Some users have prefers-reduced-motion: reduce enabled due to vestibular disorders, epilepsy, or personal preference. Ignoring this setting is both an accessibility and SEO problem.

GSAP has a built-in matchMedia():

const mm = gsap.matchMedia();

mm.add('(prefers-reduced-motion: no-preference)', () => {
  // Full animations
  gsap.fromTo('.hero-text', { opacity: 0, y: 30 }, {
    opacity: 1, y: 0, duration: 0.8,
    scrollTrigger: { trigger: '.hero', start: 'top 70%' }
  });
});

mm.add('(prefers-reduced-motion: reduce)', () => {
  // No animations — elements visible immediately
  gsap.set('.hero-text', { opacity: 1, y: 0 });
});

Lazy loading GSAP

GSAP is ~80kb minified. For a page where animations are only in one section, loading GSAP as part of the main bundle is an unnecessary cost for LCP.
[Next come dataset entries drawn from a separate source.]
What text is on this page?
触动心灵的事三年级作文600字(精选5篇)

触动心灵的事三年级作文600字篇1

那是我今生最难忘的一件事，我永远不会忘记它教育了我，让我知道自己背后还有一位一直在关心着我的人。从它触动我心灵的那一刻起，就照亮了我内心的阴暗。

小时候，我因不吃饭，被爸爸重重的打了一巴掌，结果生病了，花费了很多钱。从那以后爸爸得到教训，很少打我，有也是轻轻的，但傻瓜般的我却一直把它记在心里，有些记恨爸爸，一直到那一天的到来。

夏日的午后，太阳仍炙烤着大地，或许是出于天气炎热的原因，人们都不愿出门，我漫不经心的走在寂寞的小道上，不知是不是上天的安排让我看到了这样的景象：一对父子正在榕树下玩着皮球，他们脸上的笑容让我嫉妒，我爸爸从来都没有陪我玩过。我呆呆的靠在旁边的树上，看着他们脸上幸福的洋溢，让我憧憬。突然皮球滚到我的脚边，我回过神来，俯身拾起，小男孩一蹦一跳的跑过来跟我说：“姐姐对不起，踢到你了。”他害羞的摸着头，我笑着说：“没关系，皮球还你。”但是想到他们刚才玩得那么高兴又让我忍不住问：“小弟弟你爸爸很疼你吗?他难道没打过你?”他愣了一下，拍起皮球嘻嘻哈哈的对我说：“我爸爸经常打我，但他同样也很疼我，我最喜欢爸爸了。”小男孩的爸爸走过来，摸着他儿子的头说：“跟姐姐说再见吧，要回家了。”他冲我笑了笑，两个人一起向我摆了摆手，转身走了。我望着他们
// Load GSAP only when the section is close to the viewport
const observer = new IntersectionObserver(async (entries) => {
  if (entries[0].isIntersecting) {
    const { gsap } = await import('gsap');
    const { ScrollTrigger } = await import('gsap/ScrollTrigger');
    gsap.registerPlugin(ScrollTrigger);
    
    // initialize animations
    initAnimations(gsap, ScrollTrigger);
    observer.disconnect();
  }
}, { rootMargin: '200px' }); // load 200px before entering viewport

observer.observe(document.querySelector('.animated-section'));

rootMargin: '200px' provides a buffer — GSAP will load before the user reaches the section, so the animation won’t “pop in” after loading.

Summary

GSAP ScrollTrigger and good Core Web Vitals are not mutually exclusive — they require a conscious approach. Animate only transform and opacity, never layout properties. Don’t hide above-the-fold elements with entrance animations. Handle prefers-reduced-motion. Consider lazy loading if animations are in the lower part of the page. These four rules are enough to have both impressive animations and green PageSpeed scores.